My husband and I recently visited the county fair, browsing exhibits of food, crafts and animals. My favorite: enormous pigs, asleep and crammed into tiny cages like giant packaged sausages (which some of them may become!). In the 4-H crafts building, I noticed an adult mentor conversing with a young 4-H member about her project. The expression on the young person’s face indicated her openness about “doing it better.”
Seeing them reminded me of one of the first verses in Proverbs I memorized as a youngster: “Hear counsel and receive instruction, that thou mayest be wise in thy latter end.” Or, in today’s language: “Listen to advice and accept instruction, and in the end you will be wise” (Proverbs 19:20).
As I grew up, I experienced the truth of that verse when godly adults loved me enough to have the courage to offer “advice” and “instruction” about changes needed in my attitudes and behavior. Some of their counsel was like the four “H’s” of the 4-H program, reflected in other verses of Proverbs:
Head (thought life): “The Lord detests the thoughts of the wicked, but those of the pure are pleasing to him” (Proverbs 15:26).
Heart (values): “Above all else, guard your heart, for it is the wellspring of life” (Proverbs 4:23).
Hands (work ethic): “From the fruit of his lips a man is filled with good things as surely as the work of his hands rewards him” (Proverbs 12:14).
Health (the physical-emotional link): “Pleasant words are a honeycomb, sweet to the soul and healing to the bones” (Proverbs 16:24).
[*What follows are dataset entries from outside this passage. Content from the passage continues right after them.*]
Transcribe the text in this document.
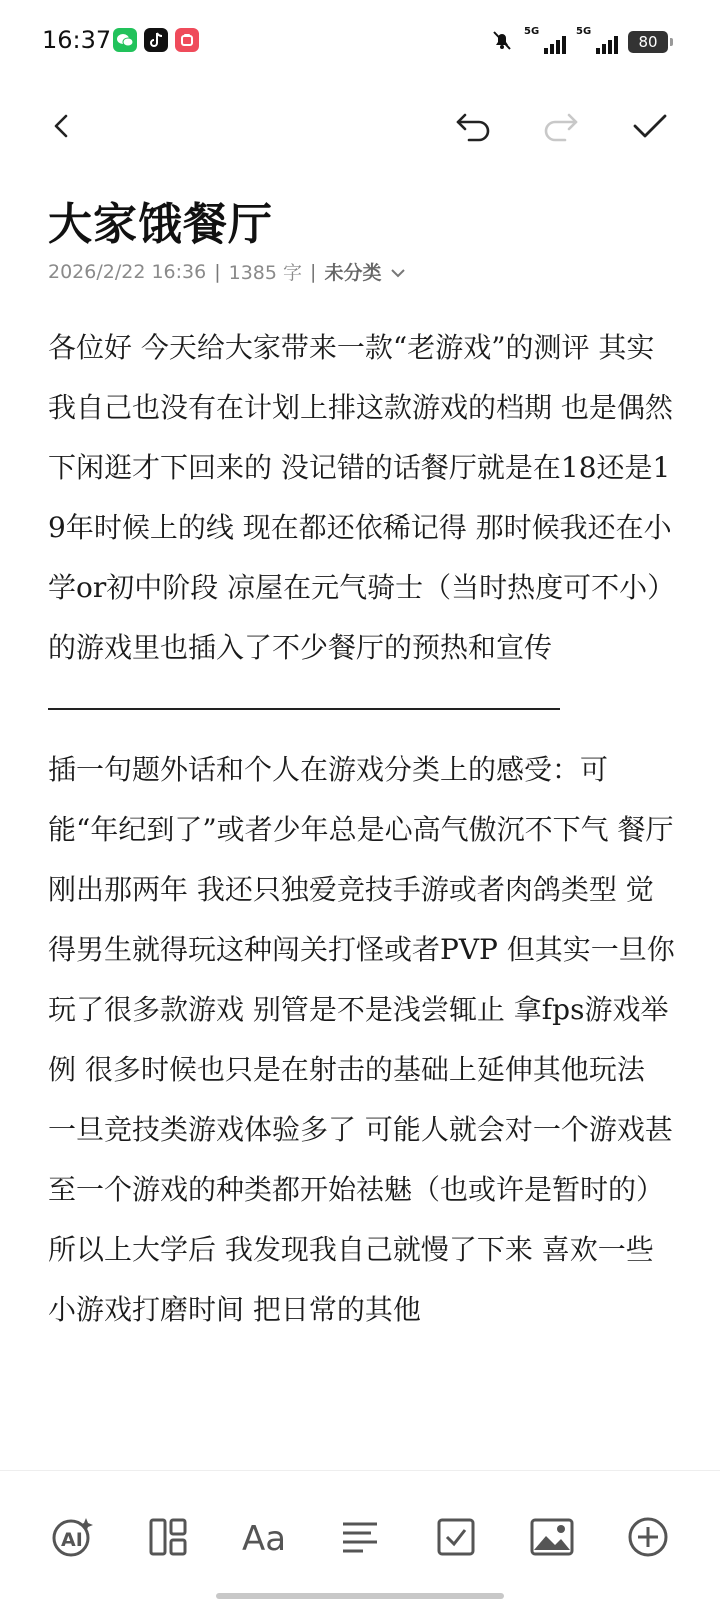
16:37	5G	5G
80
大家饿餐厅
2026/2/22 16:36 | 1385 字 | 未分类

各位好 今天给大家带来一款“老游戏”的测评 其实我自己也没有在计划上排这款游戏的档期 也是偶然下闲逛才下回来的 没记错的话餐厅就是在18还是19年时候上的线 现在都还依稀记得 那时候我还在小学or初中阶段 凉屋在元气骑士（当时热度可不小）的游戏里也插入了不少餐厅的预热和宣传

插一句题外话和个人在游戏分类上的感受：可能“年纪到了”或者少年总是心高气傲沉不下气 餐厅刚出那两年 我还只独爱竞技手游或者肉鸽类型 觉得男生就得玩这种闯关打怪或者PVP 但其实一旦你玩了很多款游戏 别管是不是浅尝辄止 拿fps游戏举例 很多时候也只是在射击的基础上延伸其他玩法 一旦竞技类游戏体验多了 可能人就会对一个游戏甚至一个游戏的种类都开始祛魅（也或许是暂时的）所以上大学后 我发现我自己就慢了下来 喜欢一些小游戏打磨时间 把日常的其他

AI	Aa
So what does weeding have to do with all this? Home from the fair, as clouds moved over the sun to temper an already-hot day, I decided to weed our large rose bed. Kneeling between those thorny bushes with hand tools, I stabbed and pulled, filling a large bin. I found myself comparing weeding to growing in our spiritual walk. Sometimes we’re blind to our spiritual “weeds” until someone who’s more spiritually mature comes along and says, “This doesn’t belong in your life. You need to root it out.”
By the way, the roosters over in the fair’s chicken barn were quite a sight, too. One was strutting all over his three-foot cage and crowing. Talk about pride! And of course there’s a proverb for that: “Pride goes before destruction, a haughty spirit before a fall” (Proverbs 16:18).